Gesellschaft Steinwaldia feiert Hebfest für Ausstellungsgebäude Aufs Dach gestiegen

Zum Hebfest trafen sich die Helfer der Steinwaldia, die bei der Errichtung des Ausstellungsgebäudes mitgeholfen haben. An die bestehende Scheune angegliedert wird ein Dokumentationsraum, der die Glasschleiferei thematisch zum Inhalt haben soll.

Zur Hebfeier auf der Glasschleif trafen sich die Helfer, die gemauert und gezimmert haben. Zweiter Vorsitzender Thomas Lippert sprach den Richtspruch (auf Gerüst stehend mit Hut). Links Architekt Josef Hörl, Dritter von links Adalbert Busl, der die Geschichte der Glasschleifen erforscht, Fünfter von links Norbert Reger, der Vorsitzende der Gesellschaft Steinwaldia, in der Mitte zweite Bürgermeisterin Gabriele Hawranek. Bild: lpp
von Autor LPPProfil

Nach dem Setzen des Fundaments und der Bodenplatte mauerten die ehrenamtlich tätigen Helfer die Giebelwand aus Bruchsteinen, die aus dem Umfeld des Weißensteins herbeigeschafft worden waren. Es wurde das Holzgerüst für die Wände errichtet und der Sichtdachstuhl aufgesetzt.
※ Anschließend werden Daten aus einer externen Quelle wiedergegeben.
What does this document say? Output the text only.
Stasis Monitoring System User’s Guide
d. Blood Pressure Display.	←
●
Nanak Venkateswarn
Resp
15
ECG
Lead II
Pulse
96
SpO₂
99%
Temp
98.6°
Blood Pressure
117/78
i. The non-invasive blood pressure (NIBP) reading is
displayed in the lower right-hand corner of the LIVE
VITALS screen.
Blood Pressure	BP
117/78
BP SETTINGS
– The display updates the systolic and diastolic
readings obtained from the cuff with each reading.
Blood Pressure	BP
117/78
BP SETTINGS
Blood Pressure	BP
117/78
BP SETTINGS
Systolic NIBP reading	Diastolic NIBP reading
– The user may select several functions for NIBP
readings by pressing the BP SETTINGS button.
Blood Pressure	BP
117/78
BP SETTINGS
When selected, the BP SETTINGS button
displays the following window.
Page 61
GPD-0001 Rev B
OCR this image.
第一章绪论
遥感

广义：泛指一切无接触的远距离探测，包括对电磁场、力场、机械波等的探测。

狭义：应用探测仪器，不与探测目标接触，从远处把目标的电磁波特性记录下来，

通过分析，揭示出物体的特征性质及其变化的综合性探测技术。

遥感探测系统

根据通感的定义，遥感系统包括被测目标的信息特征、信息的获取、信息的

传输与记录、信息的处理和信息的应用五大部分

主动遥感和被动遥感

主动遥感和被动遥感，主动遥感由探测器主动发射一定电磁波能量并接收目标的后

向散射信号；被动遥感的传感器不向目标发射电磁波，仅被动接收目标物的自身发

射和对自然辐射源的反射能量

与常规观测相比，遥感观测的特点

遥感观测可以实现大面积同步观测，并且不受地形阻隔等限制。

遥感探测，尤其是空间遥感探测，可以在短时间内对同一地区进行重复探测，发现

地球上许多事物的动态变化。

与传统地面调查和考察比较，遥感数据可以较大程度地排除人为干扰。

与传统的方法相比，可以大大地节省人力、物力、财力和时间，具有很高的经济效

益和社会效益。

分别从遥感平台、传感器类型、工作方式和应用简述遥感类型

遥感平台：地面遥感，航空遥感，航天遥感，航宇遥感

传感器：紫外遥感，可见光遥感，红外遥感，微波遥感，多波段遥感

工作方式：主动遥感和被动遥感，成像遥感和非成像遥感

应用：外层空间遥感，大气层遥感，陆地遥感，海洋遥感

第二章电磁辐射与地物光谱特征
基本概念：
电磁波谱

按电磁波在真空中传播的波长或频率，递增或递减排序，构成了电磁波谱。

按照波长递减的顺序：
Nachdem Thomas Lippert den Hebbaum auf den First "gepflanzt" hatte, ging er im Richtspruch auf die Verwendung des Gebäudes als Ausstellungs- und Dokumentationsraum ein und umriss kurz das Tätigkeitsfeld der Gesellschaft Steinwaldia. Er bedachte Architekt Josef Hörl mit einem Spruch und würdigte die Arbeit der Maurer und Zimmerer.

Zweite Bürgermeisterin Gabriele Hawranek gratulierte zum Bau und dankte der Gesellschaft Steinwaldia für ihre Arbeit. "Ihr seid aus der Gemeinde nicht wegzudenken." Vorsitzender Norbert Reger dankte allen Helfern herzlich und lud, nachdem er traditionsgemäß als Bauherr den letzten Nagel eingeschlagen hatte, zu einer kleinen Feier ein.